1組目の写真は前方を指差す構図を採用し、自信に満ちた眼差しの中に茶目っ気ある好奇心を宿すことを意識。腕をまっすぐ伸ばす際は角度に気を配り、広がりのある袖が自然に垂れ下がることで軽やかなシルエットを演出しました。2組目は花束を胸元に抱えるポーズにチェンジし、肩の力を完全に抜いて柔らかな眼差しへとシフト。当日は曇天で庭園外景の光がとても柔らかく、自然な拡散光が銀髪の撮影に絶妙にマッチし、キツい白飛びを防いでくれました。
メイク・スタイリング面で最も時間をかけたのはウィッグのセットです。銀白色のロングヘアは非常に絡まりやすいため、何度も丁寧に梳かしてサラサラな毛流れを作り、毛先にカールを施しました。髪飾りには白い花を選び、尖ったエルフ耳の小道具と合わせることで、キャラクターの高貴な透明感を一気に引き立てました。アイメイクにはピンク系のグラデーションを取り入れ、薄紅色のカラコンと合わせることで、キャラクター設定に忠実でありながら写真映えする仕上がりに。衣装生地には程よい光沢感のあるホワイトサテンを選び、紫のレースフリルやプリーツスカートと合わせることで、光の下で上質な質感を放ちます。ボトムスには紫の編み上げリボンをあしらった白ストッキング(オーバーニー)を合わせ、脚の美しいラインをしなやかに際立たせました。
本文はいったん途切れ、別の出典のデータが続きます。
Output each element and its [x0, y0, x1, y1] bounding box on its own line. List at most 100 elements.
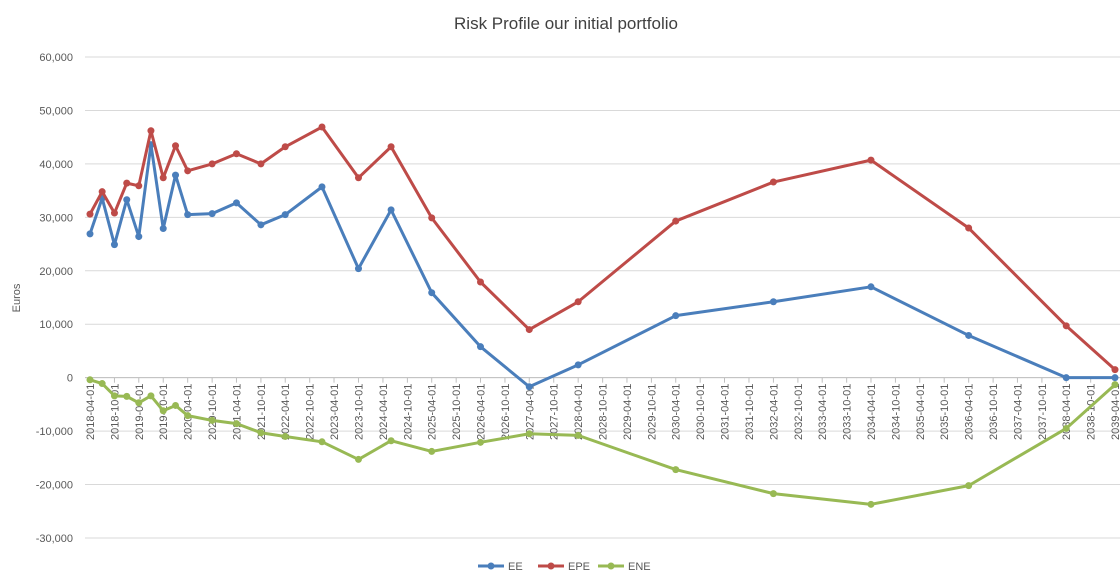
marker — [387, 437, 395, 445]
marker — [135, 233, 143, 241]
marker — [354, 265, 362, 273]
y-tick-label: 0 — [67, 373, 73, 385]
marker — [525, 430, 533, 438]
marker — [86, 230, 94, 238]
x-tick-label: 2029-10-01 — [646, 384, 658, 440]
marker — [1111, 366, 1119, 374]
x-tick-label: 2034-04-01 — [866, 384, 878, 440]
y-tick-label: 60,000 — [39, 52, 73, 64]
x-tick-label: 2022-10-01 — [305, 384, 317, 440]
y-tick-label: 50,000 — [39, 105, 73, 117]
x-tick-label: 2023-04-01 — [329, 384, 341, 440]
series-line — [88, 143, 1115, 389]
marker — [86, 376, 94, 384]
marker — [574, 431, 582, 439]
legend-marker — [547, 562, 555, 570]
x-tick-label: 2039-04-01 — [1110, 384, 1120, 440]
x-tick-label: 2027-10-01 — [549, 384, 561, 440]
marker — [257, 221, 265, 229]
x-tick-label: 2037-10-01 — [1037, 384, 1049, 440]
y-tick-label: 30,000 — [39, 212, 73, 224]
marker — [769, 490, 777, 498]
marker — [172, 171, 180, 179]
chart-title: Risk Profile our initial portfolio — [454, 14, 678, 33]
marker — [428, 289, 436, 297]
marker — [318, 438, 326, 446]
marker — [123, 392, 131, 400]
marker — [172, 142, 180, 150]
x-tick-label: 2033-04-01 — [817, 384, 829, 440]
marker — [1062, 322, 1070, 330]
marker — [232, 199, 240, 207]
x-tick-label: 2030-10-01 — [695, 384, 707, 440]
marker — [135, 182, 143, 190]
marker — [387, 143, 395, 151]
x-tick-label: 2031-04-01 — [720, 384, 732, 440]
x-tick-label: 2026-04-01 — [475, 384, 487, 440]
x-tick-label: 2034-10-01 — [890, 384, 902, 440]
marker — [172, 401, 180, 409]
marker — [232, 420, 240, 428]
x-tick-label: 2036-04-01 — [964, 384, 976, 440]
marker — [281, 143, 289, 151]
marker — [428, 447, 436, 455]
marker — [769, 298, 777, 306]
marker — [208, 416, 216, 424]
marker — [318, 123, 326, 131]
x-tick-label: 2023-10-01 — [353, 384, 365, 440]
x-tick-label: 2028-10-01 — [598, 384, 610, 440]
x-tick-label: 2038-10-01 — [1086, 384, 1098, 440]
marker — [525, 326, 533, 334]
y-tick-label: 20,000 — [39, 266, 73, 278]
marker — [672, 466, 680, 474]
marker — [98, 380, 106, 388]
marker — [1111, 374, 1119, 382]
x-tick-label: 2018-04-01 — [85, 384, 97, 440]
x-tick-label: 2031-10-01 — [744, 384, 756, 440]
marker — [281, 211, 289, 219]
marker — [965, 331, 973, 339]
marker — [86, 210, 94, 218]
legend-marker — [607, 562, 615, 570]
marker — [159, 174, 167, 182]
marker — [672, 217, 680, 225]
marker — [147, 127, 155, 135]
marker — [184, 211, 192, 219]
marker — [110, 209, 118, 217]
marker — [257, 429, 265, 437]
marker — [476, 438, 484, 446]
y-tick-label: 10,000 — [39, 319, 73, 331]
y-tick-label: -10,000 — [36, 426, 73, 438]
legend-label: ENE — [628, 561, 651, 573]
marker — [769, 178, 777, 186]
marker — [98, 188, 106, 196]
x-tick-label: 2032-10-01 — [793, 384, 805, 440]
y-tick-label: -30,000 — [36, 533, 73, 545]
marker — [867, 500, 875, 508]
marker — [428, 214, 436, 222]
marker — [208, 160, 216, 168]
x-tick-label: 2036-10-01 — [988, 384, 1000, 440]
marker — [159, 225, 167, 233]
marker — [318, 183, 326, 191]
legend-label: EE — [508, 561, 523, 573]
y-tick-label: 40,000 — [39, 159, 73, 171]
marker — [476, 278, 484, 286]
marker — [184, 412, 192, 420]
x-tick-label: 2024-04-01 — [378, 384, 390, 440]
marker — [257, 160, 265, 168]
marker — [354, 174, 362, 182]
legend-label: EPE — [568, 561, 590, 573]
x-tick-label: 2027-04-01 — [524, 384, 536, 440]
marker — [1062, 424, 1070, 432]
marker — [965, 224, 973, 232]
series-line — [88, 125, 1117, 371]
x-tick-label: 2028-04-01 — [573, 384, 585, 440]
marker — [525, 383, 533, 391]
marker — [147, 392, 155, 400]
x-tick-label: 2024-10-01 — [402, 384, 414, 440]
marker — [574, 361, 582, 369]
marker — [1062, 374, 1070, 382]
x-tick-label: 2025-04-01 — [427, 384, 439, 440]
写真は軽やかに見えますが、数時間にわたるポージングのキープは体力勝負で、特に花束を掲げたまま静止する姿勢は手に疲労が溜まりました。庭園の幻想的な空気感を再現するため、風が吹いて長い髪がふわりとなびく瞬間をじっと待ち、木の葉に擦れながらも納得のいく決定的一枚を収めることができました。庭園外景の深緑のロケーションが白と紫の鮮やかな衣装を美しく引き立ててくれました。エルフとしての優雅な佇まいを常に保ち続けることが最大のポイントで、立ち姿でもバストアップでも背筋を伸ばして体幹をコントロールしました。襟元の宝石飾りや衣装の紫のチェック模様など、スタイリストさんの細やかなこだわりによって『Re:ゼロから始める異世界生活』の世界観を忠実に再現できました。今回の撮影はキャラクター再現の探求であると同時に素晴らしい経験となりました。コメント欄で同じく作品を愛するファンの皆さんと衣装のこだわりについて語り合えれば嬉しいです!